Applied lighting takes input from disparate disciplines, each a part of an intertwined network. We all give and receive based on our respective roles. Lighting researchers receive and build upon past research results, and endeavor to advance professional practice with new knowledge. Lighting designers reveal architecture with judicious application and integration of lighting equipment. Luminaire designers create products that employ advanced optics and light sources. Physicists, chemists, and material scientists give us new light source technologies, built upon centuries of prior advancements. Today’s lighting would be impossible without yesterday’s successes, and are only realized because of interdependencies between professionals in allied fields.
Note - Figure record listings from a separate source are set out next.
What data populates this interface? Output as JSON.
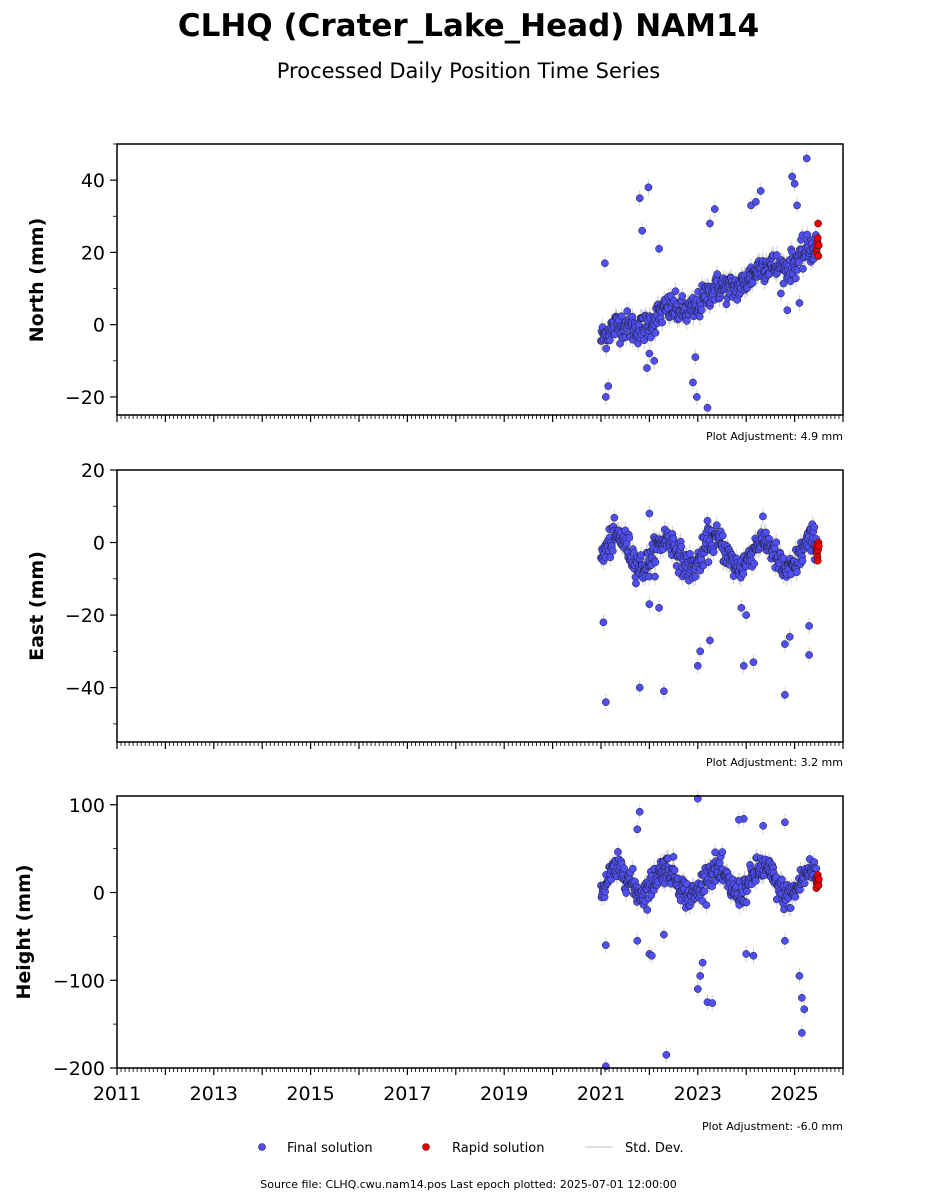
{
  "title": "CLHQ (Crater_Lake_Head) NAM14",
  "subtitle": "Processed Daily Position Time Series",
  "legend": {
    "final": "Final solution",
    "rapid": "Rapid solution",
    "std": "Std. Dev."
  },
  "footer": "Source file: CLHQ.cwu.nam14.pos  Last epoch plotted: 2025-07-01 12:00:00",
  "colors": {
    "final": "#4f4ff5",
    "rapid": "#e80000",
    "std": "#d3d3d3"
  },
  "chart_data": [
    {
      "type": "scatter",
      "panel": "north",
      "ylabel": "North (mm)",
      "adjustment": "Plot Adjustment: 4.9 mm",
      "xlim": [
        2011.0,
        2026.0
      ],
      "ylim": [
        -25,
        50
      ],
      "yticks": [
        -20,
        0,
        20,
        40
      ],
      "ytick_labels": [
        "−20",
        "0",
        "20",
        "40"
      ],
      "xticks": [
        2011,
        2013,
        2015,
        2017,
        2019,
        2021,
        2023,
        2025
      ],
      "final_period": [
        2021.0,
        2025.45
      ],
      "rapid_period": [
        2025.45,
        2025.5
      ],
      "trend_points": [
        [
          2021.0,
          -3
        ],
        [
          2022.0,
          1
        ],
        [
          2023.0,
          6
        ],
        [
          2024.0,
          13
        ],
        [
          2025.0,
          18
        ],
        [
          2025.45,
          20
        ]
      ],
      "seasonal_amplitude": 1.5,
      "scatter_sd": 2,
      "outliers": [
        [
          2021.08,
          17
        ],
        [
          2021.1,
          -20
        ],
        [
          2021.15,
          -17
        ],
        [
          2021.8,
          35
        ],
        [
          2021.85,
          26
        ],
        [
          2021.98,
          38
        ],
        [
          2022.2,
          21
        ],
        [
          2021.95,
          -12
        ],
        [
          2022.0,
          -8
        ],
        [
          2022.1,
          -10
        ],
        [
          2022.9,
          -16
        ],
        [
          2022.95,
          -9
        ],
        [
          2022.98,
          -20
        ],
        [
          2023.2,
          -23
        ],
        [
          2023.35,
          32
        ],
        [
          2023.25,
          28
        ],
        [
          2024.1,
          33
        ],
        [
          2024.2,
          34
        ],
        [
          2024.3,
          37
        ],
        [
          2024.95,
          41
        ],
        [
          2025.0,
          39
        ],
        [
          2025.25,
          46
        ],
        [
          2025.05,
          33
        ],
        [
          2024.85,
          4
        ],
        [
          2025.1,
          6
        ]
      ],
      "rapid_values": [
        20,
        21,
        22,
        23,
        24,
        28,
        19,
        22
      ]
    },
    {
      "type": "scatter",
      "panel": "east",
      "ylabel": "East (mm)",
      "adjustment": "Plot Adjustment: 3.2 mm",
      "xlim": [
        2011.0,
        2026.0
      ],
      "ylim": [
        -55,
        20
      ],
      "yticks": [
        -40,
        -20,
        0,
        20
      ],
      "ytick_labels": [
        "−40",
        "−20",
        "0",
        "20"
      ],
      "xticks": [
        2011,
        2013,
        2015,
        2017,
        2019,
        2021,
        2023,
        2025
      ],
      "final_period": [
        2021.0,
        2025.45
      ],
      "rapid_period": [
        2025.45,
        2025.5
      ],
      "trend_points": [
        [
          2021.0,
          -2
        ],
        [
          2022.0,
          -3
        ],
        [
          2023.0,
          -3
        ],
        [
          2024.0,
          -3
        ],
        [
          2025.0,
          -4
        ],
        [
          2025.45,
          -3
        ]
      ],
      "seasonal_amplitude": 4,
      "scatter_sd": 2,
      "outliers": [
        [
          2021.1,
          -44
        ],
        [
          2021.8,
          -40
        ],
        [
          2022.3,
          -41
        ],
        [
          2024.8,
          -42
        ],
        [
          2021.05,
          -22
        ],
        [
          2022.0,
          -17
        ],
        [
          2022.2,
          -18
        ],
        [
          2023.0,
          -34
        ],
        [
          2023.05,
          -30
        ],
        [
          2023.25,
          -27
        ],
        [
          2023.2,
          6
        ],
        [
          2022.0,
          8
        ],
        [
          2023.95,
          -34
        ],
        [
          2024.15,
          -33
        ],
        [
          2025.3,
          -31
        ],
        [
          2024.8,
          -28
        ],
        [
          2024.9,
          -26
        ],
        [
          2025.3,
          -23
        ],
        [
          2023.9,
          -18
        ],
        [
          2024.0,
          -20
        ]
      ],
      "rapid_values": [
        -1,
        -2,
        -3,
        -4,
        -5,
        -2,
        0,
        -1
      ]
    },
    {
      "type": "scatter",
      "panel": "height",
      "ylabel": "Height (mm)",
      "adjustment": "Plot Adjustment: -6.0 mm",
      "xlim": [
        2011.0,
        2026.0
      ],
      "ylim": [
        -200,
        110
      ],
      "yticks": [
        -200,
        -100,
        0,
        100
      ],
      "ytick_labels": [
        "−200",
        "−100",
        "0",
        "100"
      ],
      "xticks": [
        2011,
        2013,
        2015,
        2017,
        2019,
        2021,
        2023,
        2025
      ],
      "xtick_labels": [
        "2011",
        "2013",
        "2015",
        "2017",
        "2019",
        "2021",
        "2023",
        "2025"
      ],
      "final_period": [
        2021.0,
        2025.45
      ],
      "rapid_period": [
        2025.45,
        2025.5
      ],
      "trend_points": [
        [
          2021.0,
          10
        ],
        [
          2022.0,
          15
        ],
        [
          2023.0,
          10
        ],
        [
          2024.0,
          15
        ],
        [
          2025.0,
          10
        ],
        [
          2025.45,
          10
        ]
      ],
      "seasonal_amplitude": 15,
      "scatter_sd": 8,
      "outliers": [
        [
          2021.1,
          -198
        ],
        [
          2022.35,
          -185
        ],
        [
          2023.0,
          107
        ],
        [
          2021.8,
          92
        ],
        [
          2021.75,
          72
        ],
        [
          2023.95,
          84
        ],
        [
          2023.85,
          83
        ],
        [
          2024.35,
          76
        ],
        [
          2024.8,
          80
        ],
        [
          2025.15,
          -160
        ],
        [
          2025.2,
          -133
        ],
        [
          2025.15,
          -120
        ],
        [
          2023.2,
          -125
        ],
        [
          2023.3,
          -126
        ],
        [
          2023.0,
          -110
        ],
        [
          2023.05,
          -95
        ],
        [
          2022.0,
          -70
        ],
        [
          2022.05,
          -72
        ],
        [
          2021.1,
          -60
        ],
        [
          2021.75,
          -55
        ],
        [
          2022.3,
          -48
        ],
        [
          2024.0,
          -70
        ],
        [
          2024.15,
          -72
        ],
        [
          2024.8,
          -55
        ],
        [
          2025.1,
          -95
        ],
        [
          2023.1,
          -80
        ]
      ],
      "rapid_values": [
        5,
        10,
        15,
        18,
        20,
        12,
        8,
        15
      ]
    }
  ]
}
Because light contributes to visibility, psychological well-being, physiological health, sleep quality, and energy use, lighting professionals advance not just lighting quality, but quality of life for those that work, live, and play in the built environment. Lighting is a public good, and the opportunity to collaborate with others to make an impact through lighting is reason to be grateful. Whatever your role—architect, contractor, distributor, engineer, interior designer, landscape architect, lighting designer, manufacturer, owner, representative, researcher—you give and receive and have the potential to make a difference.

That potential, however, is dependent upon cooperation. At their best, illuminating engineering and applied lighting are uniting disciplines, bringing together diverse fields, scholars, and practitioners with innovations that capitalize on the power of light and lighting. But applied lighting can also be fragmented, where people work in their respective silos and miss connections that could lead to more rapid technological advancements and better solutions. Gratitude can be the conduit that helps us to see connections, appreciate differences, and envision possibilities to collaborate across disciplines and imagined boundaries.

At root, gratitude, like advancement, is social—both made possible only through interacting with others. I invite you to reach outside your immediate circle and find reasons to appreciate and work with others that enable rewarding careers in lighting.